The hard part is coming up with enough hypotheses and not separating true from false. I call it to myself 'generating social conspiracy theories' to get rid of my inhibition to state a bad theory. Whatever you come up with usually will not be too bad. Evaluating the truth of 'my colleague is stressed' is usually easy. But it will make you aware that they are or aren't and how that influences their behavior. That is what you actually learn and what will make you aware of their stress in the future.
I never felt like there is a lack of 'obvious' things to become aware of. Either things are so interconnected that everything is kind of accessible with enough layers of such perceptions, or I am playing on too basic of a level of this game to get to interesting cases. I feel like I am learning some deep art, so I am probably a total beginner to something most are much more capable at just by using their intuition..
The disappointing part of course is that reading strangers minds is hard with huge error bars and reading huge parts of the mind of close people is basically expected.
I might be arguing something totally besides Lsusrs original point, but I do not think that facial expressions carry very far and this (cognitive empathy) does the thing he seems to be after.
The test scores me as 'normal' with 29/36. I remember doing a similar (maybe the same) test and scoring decidedly below average about two years ago.
I understand the attraction of having this skill trainable in its own context like flashcards but consider it a false shortcut. I think it is more about directing attention.
Setting aside a few cycles of my attention to practice in every day life worked for me and I think it should be wildly superior to treating it as a problem of categorizing features.
1. You get so much more context to infer from and that hints at things you should be able to detect. After all, the true version of the skill is not 'detect <basic emotion x >' but 'emulate people roughly and extract information'. For that to actually happen you want to keep detecting new features and explore them. Not be x% better at separating desire vs. attention.

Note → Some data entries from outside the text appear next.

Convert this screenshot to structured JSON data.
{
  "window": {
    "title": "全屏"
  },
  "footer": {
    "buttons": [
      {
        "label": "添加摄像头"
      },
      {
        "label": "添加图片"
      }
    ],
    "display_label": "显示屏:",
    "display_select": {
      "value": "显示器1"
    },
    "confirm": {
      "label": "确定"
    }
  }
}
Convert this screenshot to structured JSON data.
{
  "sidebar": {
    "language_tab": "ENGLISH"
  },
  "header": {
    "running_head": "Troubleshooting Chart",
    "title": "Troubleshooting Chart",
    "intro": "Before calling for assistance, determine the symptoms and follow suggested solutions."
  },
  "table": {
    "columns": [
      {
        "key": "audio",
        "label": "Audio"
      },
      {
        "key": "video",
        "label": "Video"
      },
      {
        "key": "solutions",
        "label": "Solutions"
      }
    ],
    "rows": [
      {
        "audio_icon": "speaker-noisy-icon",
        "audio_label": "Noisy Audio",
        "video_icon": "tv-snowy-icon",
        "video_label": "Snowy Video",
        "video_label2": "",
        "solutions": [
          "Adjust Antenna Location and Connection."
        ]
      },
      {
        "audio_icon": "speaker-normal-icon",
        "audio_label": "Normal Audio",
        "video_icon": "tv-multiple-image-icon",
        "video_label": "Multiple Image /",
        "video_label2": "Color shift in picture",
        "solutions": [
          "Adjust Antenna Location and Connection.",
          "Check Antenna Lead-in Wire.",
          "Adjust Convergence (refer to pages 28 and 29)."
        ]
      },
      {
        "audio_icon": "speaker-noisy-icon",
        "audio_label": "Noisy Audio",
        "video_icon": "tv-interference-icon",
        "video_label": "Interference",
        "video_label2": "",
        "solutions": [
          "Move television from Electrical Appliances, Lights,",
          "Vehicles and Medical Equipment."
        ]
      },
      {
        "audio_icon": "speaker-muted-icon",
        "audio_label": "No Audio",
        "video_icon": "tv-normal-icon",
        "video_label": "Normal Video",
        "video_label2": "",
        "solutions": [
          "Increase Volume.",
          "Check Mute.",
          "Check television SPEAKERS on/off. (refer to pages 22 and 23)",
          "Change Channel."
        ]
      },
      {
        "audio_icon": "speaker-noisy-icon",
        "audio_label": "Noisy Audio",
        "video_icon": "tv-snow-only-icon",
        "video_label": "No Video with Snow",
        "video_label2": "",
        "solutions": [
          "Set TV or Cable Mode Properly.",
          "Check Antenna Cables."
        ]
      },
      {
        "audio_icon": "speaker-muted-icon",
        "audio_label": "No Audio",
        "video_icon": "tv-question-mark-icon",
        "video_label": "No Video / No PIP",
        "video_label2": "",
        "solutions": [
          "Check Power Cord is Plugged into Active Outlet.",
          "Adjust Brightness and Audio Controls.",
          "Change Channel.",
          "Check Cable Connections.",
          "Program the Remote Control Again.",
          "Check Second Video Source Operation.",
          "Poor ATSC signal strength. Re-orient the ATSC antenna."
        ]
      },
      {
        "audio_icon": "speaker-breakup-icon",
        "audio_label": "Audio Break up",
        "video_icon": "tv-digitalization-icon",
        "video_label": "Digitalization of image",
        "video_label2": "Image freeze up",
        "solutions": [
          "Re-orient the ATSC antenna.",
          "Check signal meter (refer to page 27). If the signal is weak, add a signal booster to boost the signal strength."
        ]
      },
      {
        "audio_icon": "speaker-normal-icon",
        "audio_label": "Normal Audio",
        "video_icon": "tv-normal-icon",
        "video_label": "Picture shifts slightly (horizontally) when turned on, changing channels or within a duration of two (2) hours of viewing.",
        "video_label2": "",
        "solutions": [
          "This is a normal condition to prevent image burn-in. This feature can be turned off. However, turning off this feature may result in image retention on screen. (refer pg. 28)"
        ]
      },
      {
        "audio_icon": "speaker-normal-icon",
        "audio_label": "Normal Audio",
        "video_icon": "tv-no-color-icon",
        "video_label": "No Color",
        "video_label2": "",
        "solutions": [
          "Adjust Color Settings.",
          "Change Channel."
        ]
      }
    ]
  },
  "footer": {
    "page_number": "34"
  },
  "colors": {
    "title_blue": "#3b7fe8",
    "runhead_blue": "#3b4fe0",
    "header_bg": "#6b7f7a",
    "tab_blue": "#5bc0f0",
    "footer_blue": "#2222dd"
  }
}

2. You also train actually using the skill in the background (that is becoming aware that a person feels x instead of just being able to answer if you should happen to ask yourself about what they might feel). This is also the hard part in my opinion.
It is frustrating, but every time I want to modify anything about my mind it comes down to a mindfulness exercise.
EDIT: 1. basically says this is a case of What Are You Tracking In Your Head?
I tried similar things more than once.
It is just as frustrating as learning to not let attention wander when meditating, but on a bigger time scale.
Edit: Also just as worthwhile I hope
The vagueness of your observations makes your question completly meaningless.